Sondierung in NRW

Koch findet Gespräche mit Linken skandalös

Kurz vor den Sondierungsgesprächen von SPD, Grünen und Linken spricht sich Hessens Ministerpräsident Koch (CDU) für eine große Koalition in NRW aus. Bisher sei dies an der "Eitelkeit" der SPD-Spitzenkandidatin Hannelore Kraft gescheitert. Grünen-Fraktionschefin Löhrmann will die Zuverlässigkeit der Linken prüfen.

Foto: dpa

Unmittelbar vor den Sondierungsgesprächen von SPD, Grünen und Linken über eine mögliche Zusammenarbeit in Nordrhein-Westfalen hat sich Hessens Ministerpräsident Roland Koch (CDU) für eine große Koalition in Düsseldorf ausgesprochen.

Ein Landesbündnis von CDU und SPD sei nur an der „Eitelkeit“ der SPD-Spitzenkandidatin Hannelore Kraft gescheitert, „weil sie gern Ministerpräsidentin wäre“, sagte Koch der „WAZ“-Mediengruppe.

„Irgendwann wird Frau Kraft erkennen und es der SPD sagen müssen, dass sie die Nummer zwei ist“, fügte Koch hinzu. „Das passt nicht zur Sektlaune am Wahlabend, aber es ist die Wahrheit.“

Die CDU unter Ministerpräsident Jürgen Rüttgers war bei der Landtagswahl am 9. Mai trotz zweistelliger Verluste mit einem Vorsprung von nur 6200 Stimmen stärkste Partei vor der SPD geblieben. Im neuen Landtag herrscht zwischen den beiden großen Parteien allerdings ein Patt: CDU und SPD verfügen über jeweils 67 Sitze.

Koch warf der SPD zugleich vor, sie setze bei den für heute anberaumten Sondierungsgesprächen mit den Linken „auf einen Gewöhnungsprozess bei einem skandalösen Vorgang“.

Wenn die Linke in einem westlichen Bundesland an die Macht komme, werde die Zäsur „extrem“ sein. „Wenn die SPD sie hoffähig macht, dann bekommen Leute mit kommunistischem Gedankengut einen Einfluss, den mehr als 90 Prozent der Bürger nicht wollen.“

Nach dem knappen Wahlausgang sind SPD und Grüne auf einen dritten Partner angewiesen. In dem Gespräch am Mittag in Düsseldorf wollen sie die Chancen für eine Zusammenarbeit mit der Linken ausloten. Im Wahlkampf hatte die SPD die NRW-Linke wiederholt als regierungsunfähig bezeichnet, ein Bündnis aber auch nicht kategorisch ausgeschlossen.

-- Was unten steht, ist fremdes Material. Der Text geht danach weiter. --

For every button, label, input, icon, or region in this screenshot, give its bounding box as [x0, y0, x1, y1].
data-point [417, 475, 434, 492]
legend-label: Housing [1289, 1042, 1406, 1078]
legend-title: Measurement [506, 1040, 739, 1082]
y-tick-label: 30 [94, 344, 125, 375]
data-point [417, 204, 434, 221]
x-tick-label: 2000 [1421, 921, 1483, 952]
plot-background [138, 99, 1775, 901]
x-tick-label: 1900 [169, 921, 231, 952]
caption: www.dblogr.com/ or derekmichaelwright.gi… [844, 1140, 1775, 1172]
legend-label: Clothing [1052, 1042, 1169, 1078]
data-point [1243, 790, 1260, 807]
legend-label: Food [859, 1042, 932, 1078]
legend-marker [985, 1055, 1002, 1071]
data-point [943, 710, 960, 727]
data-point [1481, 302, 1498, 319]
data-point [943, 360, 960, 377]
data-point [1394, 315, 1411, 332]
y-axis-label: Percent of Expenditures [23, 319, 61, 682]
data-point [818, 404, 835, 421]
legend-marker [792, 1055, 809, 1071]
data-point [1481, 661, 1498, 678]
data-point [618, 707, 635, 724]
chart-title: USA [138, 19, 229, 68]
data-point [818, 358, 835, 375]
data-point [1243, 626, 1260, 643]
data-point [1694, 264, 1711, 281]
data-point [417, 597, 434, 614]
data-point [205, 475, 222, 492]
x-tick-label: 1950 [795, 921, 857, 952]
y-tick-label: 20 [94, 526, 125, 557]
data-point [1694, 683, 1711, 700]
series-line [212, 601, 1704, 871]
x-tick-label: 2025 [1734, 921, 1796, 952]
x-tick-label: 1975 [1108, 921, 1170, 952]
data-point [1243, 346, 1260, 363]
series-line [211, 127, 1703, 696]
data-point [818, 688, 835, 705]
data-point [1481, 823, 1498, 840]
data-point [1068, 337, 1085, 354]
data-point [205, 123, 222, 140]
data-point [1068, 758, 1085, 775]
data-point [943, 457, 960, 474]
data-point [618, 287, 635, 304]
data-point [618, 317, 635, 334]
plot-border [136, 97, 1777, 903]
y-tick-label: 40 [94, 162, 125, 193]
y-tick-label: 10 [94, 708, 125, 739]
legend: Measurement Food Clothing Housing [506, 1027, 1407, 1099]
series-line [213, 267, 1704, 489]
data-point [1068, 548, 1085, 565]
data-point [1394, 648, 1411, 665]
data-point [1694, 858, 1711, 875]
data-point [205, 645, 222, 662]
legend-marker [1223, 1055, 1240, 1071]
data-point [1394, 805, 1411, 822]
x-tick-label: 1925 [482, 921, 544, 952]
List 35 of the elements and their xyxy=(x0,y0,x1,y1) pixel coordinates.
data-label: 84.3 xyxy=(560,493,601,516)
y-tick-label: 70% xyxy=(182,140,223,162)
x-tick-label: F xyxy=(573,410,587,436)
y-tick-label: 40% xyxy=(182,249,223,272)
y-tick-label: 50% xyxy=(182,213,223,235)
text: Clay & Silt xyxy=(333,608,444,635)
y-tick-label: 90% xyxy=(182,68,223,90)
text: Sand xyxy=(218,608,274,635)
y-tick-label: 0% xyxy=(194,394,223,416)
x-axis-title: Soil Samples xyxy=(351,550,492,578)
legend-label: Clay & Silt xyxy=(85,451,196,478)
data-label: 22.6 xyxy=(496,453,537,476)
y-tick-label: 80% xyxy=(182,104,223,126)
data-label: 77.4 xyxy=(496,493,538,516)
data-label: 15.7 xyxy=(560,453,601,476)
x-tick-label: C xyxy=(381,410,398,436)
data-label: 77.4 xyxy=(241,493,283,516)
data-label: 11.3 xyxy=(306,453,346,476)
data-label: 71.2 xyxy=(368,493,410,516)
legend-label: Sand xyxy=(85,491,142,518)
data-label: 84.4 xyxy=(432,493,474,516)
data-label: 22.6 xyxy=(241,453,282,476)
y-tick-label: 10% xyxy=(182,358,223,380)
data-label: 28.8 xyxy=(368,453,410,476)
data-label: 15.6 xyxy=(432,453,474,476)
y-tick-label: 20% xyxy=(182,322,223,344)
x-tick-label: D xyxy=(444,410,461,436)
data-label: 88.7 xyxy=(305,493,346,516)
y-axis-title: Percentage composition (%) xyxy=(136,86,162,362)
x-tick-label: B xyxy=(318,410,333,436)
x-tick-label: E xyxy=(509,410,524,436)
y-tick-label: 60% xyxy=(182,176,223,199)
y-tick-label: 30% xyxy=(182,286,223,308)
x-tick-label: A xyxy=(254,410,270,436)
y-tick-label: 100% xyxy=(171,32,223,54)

Die FDP hatte die Einladung zu Gesprächen vergangene Woche ausgeschlagen, weil Rot-Grün auch die Linke zu Sondierungen eingeladen hatte. Die Grünenfraktionschefin im nordrhein-westfälischen Landtag, Sylvia Löhrmann, hat sich skeptisch über die Aussichten für die Bildung einer rot-rot-grünen Regierung im bevölkerungsreichsten Bundesland geäußert.

Im geplanten Sondierungsgespräch müsse geklärt werden, ob die Linkspartei „was den Verfassungskonsens unseres Staates angeht, zuverlässig ist“, sagte sie der „Frankfurter Allgemeinen Zeitung“. Geprüft werden müssten auch Inhalte und die „parlamentarische Zuverlässigkeit“ der Linkspartei. „Und wenn es nicht trägt, dann trägt es eben nicht, und wir Grüne gehen gestärkt in die Opposition“, sagte Löhrmann.

Vor den rot-rot-grünen Sondierungsgesprächen zeigt sich das Linken-Bundesvorstandsmitglied Ulrich Maurer optimistisch. „Wir meinen es ernst und gehen konstruktiv in die Sache hinein“, sagte Maurer, der anden Gesprächen beteiligt ist, im Deutschlandradio Kultur. Er wolle seine Erfahrungen aus vielen Jahren in der Politik einbringen: „Ich bin sozusagen das Signal, dass die Linken im Bund und in NRW geschlossen sind.“

Der frühere SPD-Politiker verwies auf identische rot-rot-grüne Positionen im Wahlkampf. Maurer nannte die Abschaffung der Studiengebühren, ein längeres gemeinsames Lernen in der Schule und eine Wende in der Energiepolitik. Am wichtigsten sei für die Linke, dass Nordrhein-Westfalen im Bundesrat gegen Pläne der Bundesregierung zum Sozialabbau vorgeht.